IKEA Brings Hydroponic Gardening to Your Kitchen
If you’ve ever dreamed of having a hydroponic garden right in your very own home, IKEA wants to help make that happen. The company might be notorious for its assemble-it-yourself furniture, but now its new indoor gardening kit allows you to grow fresh produce at home without any soil or gardening experience. Your plants should grow with the assistance of adequate light and water alone.
The process is remarkably simple. You place the seeds into absorbent plugs that come with the system. These keep the seeds moist without over-watering them. Once the seeds begin to sprout, you transfer each entire plug into its own individual pot and fill the pot with pumice stones to hold water.
Next, move the pots to a growing tray, where a solar lamp nourishes the plants year-round – no actual sunlight needed! If you live in a particularly sunny home, you can skip the tray and solar lamp and place the tiny plants on a windowsill.
The growing tray, however, comes with a built-in water sensor, which helps you make sure that your plants get the right amount of water.
The kit is essentially designed so that even people with zero gardening skills can be successful (and so that you don’t need to rely on the outside elements).
The kits also allow you to grow large amounts of produce in a very small space, which makes it an excellent choice for urbanites and people who lack the outdoor space to plant a traditional vegetable garden. Advocates of hydroponic growing will tell you it saves water, too. [2]
IKEA has been working to become a more sustainable company in recent years. In 2012, the company vowed to power all of its stores exclusively with solar energy, and it confirmed this month that it’s working on plans to significantly expand its residential solar into a host of new markets.
In late March, the retail giant told PV Magazine that it was planning to start offering residential solar arrays from its stores and through its website in nine countries during this fiscal year. [3]
IKEA also said last month that it was considering phasing out the use of Styrofoam and replacing it with mycelium, a compostable, and biodegradable substance made from the root structure of mushrooms and agricultural waste, like corn husks and stalks.

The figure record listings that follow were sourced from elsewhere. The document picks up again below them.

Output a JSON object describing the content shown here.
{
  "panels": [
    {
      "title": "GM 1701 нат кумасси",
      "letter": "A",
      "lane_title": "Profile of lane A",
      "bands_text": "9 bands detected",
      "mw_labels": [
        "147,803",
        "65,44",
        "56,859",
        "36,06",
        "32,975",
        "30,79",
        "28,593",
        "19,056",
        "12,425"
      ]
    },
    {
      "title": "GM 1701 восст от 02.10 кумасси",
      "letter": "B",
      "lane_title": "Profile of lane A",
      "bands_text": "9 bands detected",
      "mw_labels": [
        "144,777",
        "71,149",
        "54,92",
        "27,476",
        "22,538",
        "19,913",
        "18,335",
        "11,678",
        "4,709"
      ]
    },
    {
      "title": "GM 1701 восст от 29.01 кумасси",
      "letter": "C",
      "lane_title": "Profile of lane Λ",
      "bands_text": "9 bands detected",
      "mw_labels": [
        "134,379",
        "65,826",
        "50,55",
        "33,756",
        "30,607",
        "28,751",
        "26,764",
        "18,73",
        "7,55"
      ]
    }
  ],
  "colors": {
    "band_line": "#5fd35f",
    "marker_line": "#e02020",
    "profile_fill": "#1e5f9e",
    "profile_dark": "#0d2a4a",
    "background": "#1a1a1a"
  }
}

Styrofoam, which is made from likely-carcinogenic polystyrene, does not biodegrade. Instead, it breaks down into smaller and smaller pieces until it is mistakenly eaten by marine animals. Mycelium, on the other hand, can be broken apart and placed in gardens, where it will biodegrade completely within a month.
Hydroponic gardening kits are off the beaten path for IKEA, but they’re just a small part of the retailer’s reportedly grander plan to create a greener company and a greener world.